The momentum the teams had been building has halted as restrictions on what is allowed have changed. At this point, any form of traditional state championships is likely out of the picture.
“It sucks, because even if we do get to play somewhat of a season we most likely won’t be able to try again for the state title and it takes away from my ideal high school experience,” Smith said.
All the sports teams have had to reckon with this loss of time, much like all the students have had to adapt to online learning, but for the girls basketball and softball teams it means missing out on defending their titles.
“They’re one of the more accomplished groups of student athletes, this 2021 group of girls,” Tompkins said. “Some were pushing records that haven’t ever happened in the state.”
Shelby Blodgett, a senior on the basketball team, was approaching the state record for rebounds. The state record is 1,642 and at the end of her junior she amassed 1,316 rebounds, averaging 15.8 per game. With her average, and the number of games in a typical season, she was on track to shatter that record. But she never got the senior season to do so.
Despite the interruption to their senior years, both Blodgett and Sprague secured athletic scholarship and signed with Oregon Institute of Technology to play basketball. Sprague is also joining the school’s softball team. Smith signed with Lower Columbia College to play softball.

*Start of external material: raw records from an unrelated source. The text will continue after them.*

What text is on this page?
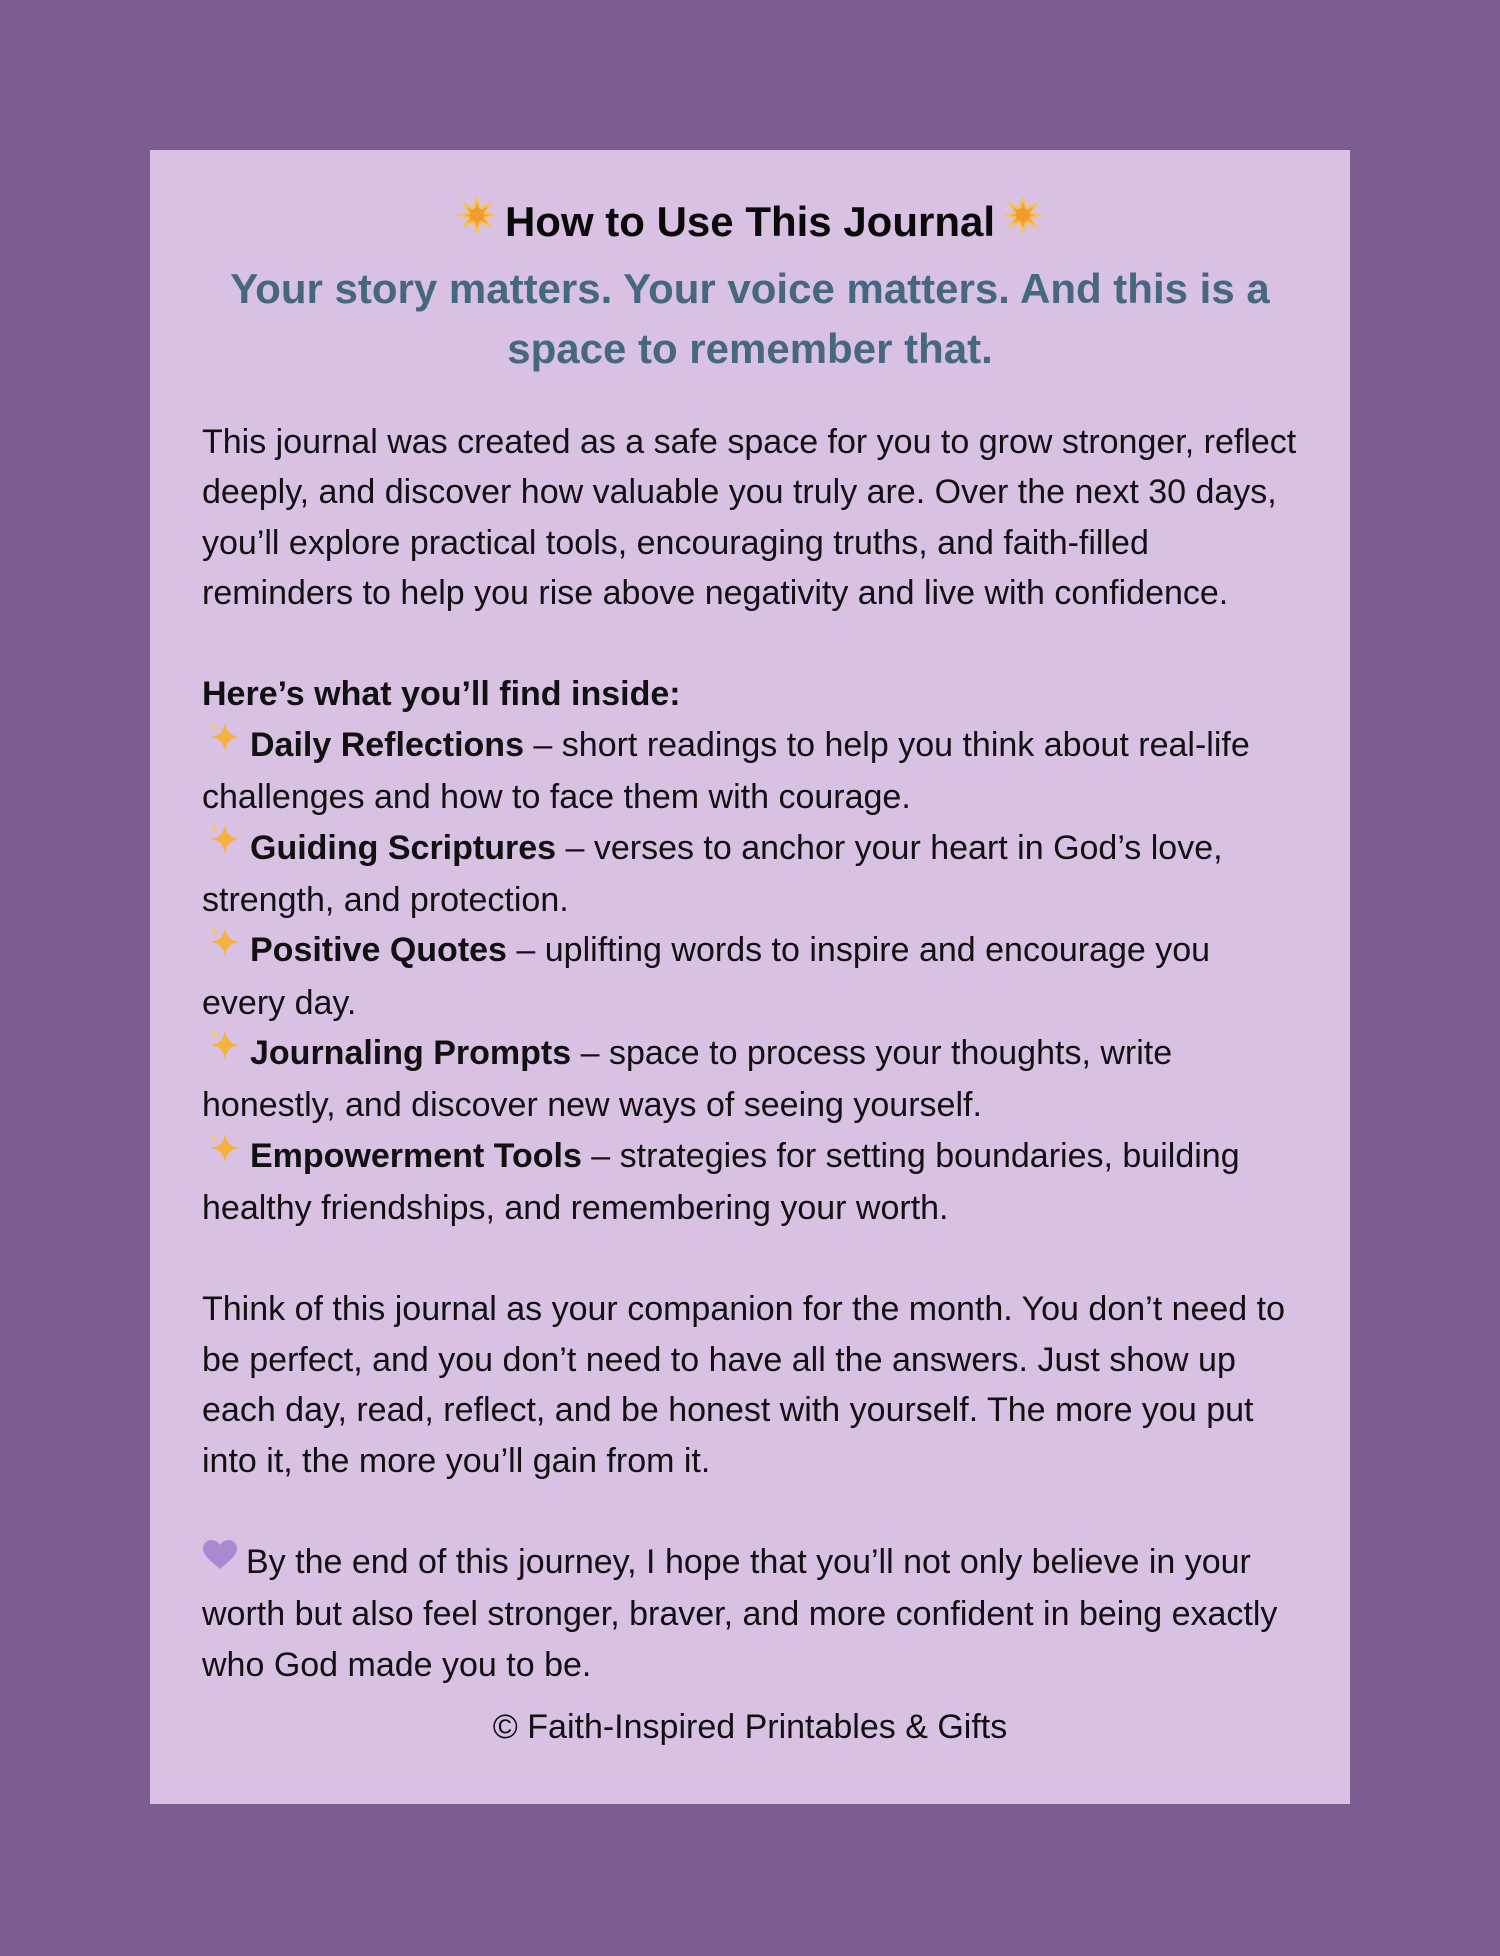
How to Use This Journal
Your story matters. Your voice matters. And this is a space to remember that.

This journal was created as a safe space for you to grow stronger, reflect deeply, and discover how valuable you truly are. Over the next 30 days, you’ll explore practical tools, encouraging truths, and faith-filled reminders to help you rise above negativity and live with confidence.

Here’s what you’ll find inside:

Daily Reflections – short readings to help you think about real-life challenges and how to face them with courage.

Guiding Scriptures – verses to anchor your heart in God’s love, strength, and protection.

Positive Quotes – uplifting words to inspire and encourage you every day.

Journaling Prompts – space to process your thoughts, write honestly, and discover new ways of seeing yourself.

Empowerment Tools – strategies for setting boundaries, building healthy friendships, and remembering your worth.

Think of this journal as your companion for the month. You don’t need to be perfect, and you don’t need to have all the answers. Just show up each day, read, reflect, and be honest with yourself. The more you put into it, the more you’ll gain from it.

By the end of this journey, I hope that you’ll not only believe in your worth but also feel stronger, braver, and more confident in being exactly who God made you to be.

© Faith-Inspired Printables & Gifts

“Even my class, with everything being shut down in March, really impacted us because we couldn’t go do campus visits,” Smith said.
In normal years, student athletes are exposed to college coaches and recruiters through games, whether through school or private leagues. Sprague played basketball in the Amateur Athletic Union, which helped her connect to college coaches. Showcase camps and exposure tournaments also served as a way for her to get noticed.
For the younger generation of student athletes coming up behind Sprague and Smith, students will have to rely more heavily on videos and digital connections to coaches and schools until more in-person events come back. It will be tough and impact the recruitment process, Sprague said.
“It isn’t easy to rely on old films or just sell yourself with your own words,” she said. “Along with this, missing an entire year of playing is detrimental to an athlete considering the amount of growth that can occur within that period.”
Another impact on the recruitment process is from the collegiate athletes who have missed a year or season of playing. Some schools have extended their seniors an extra year to continue to play as they finish school, meaning there’s less room for new players to join, Tompkins said.
“There’s kind of a backlog at the collegiate level of college athletes,” he said. “There’s a limited number of scholarships to hand out.”
The loss of their seasons that Sprague and her teammates have felt is passed down to younger students, some who haven’t had the chance to compete at state or have an uninterrupted sports season in high school.
“I feel for my younger teammates in this aspect because, as I said, a year is a massive amount of time in which an athlete can grow,” she said. “But also, missing a season of sports lessens the exposure you are getting to next-level coaches.”
She added that the students she feels for the most are the kids in elementary and middle school. The ones who haven’t had the chance to try out different sports and find the ones they like, because they’ve been at home for the last year.
“A year lost might be interest lost,” she said.
In the meantime
While anything resembling a traditional school year has been thrown out the window, sports aren’t entirely absent from Clatskanie. Tompkins has been holding practices throughout the year, as allowed based on state guidance.
He said there has been a good turn out, even students who don’t usually play a sport will drop by the practice to get outside and interact with their peers. Right now the school is hosting cross country conditioning and football practice (with plenty of safety guidelines in place).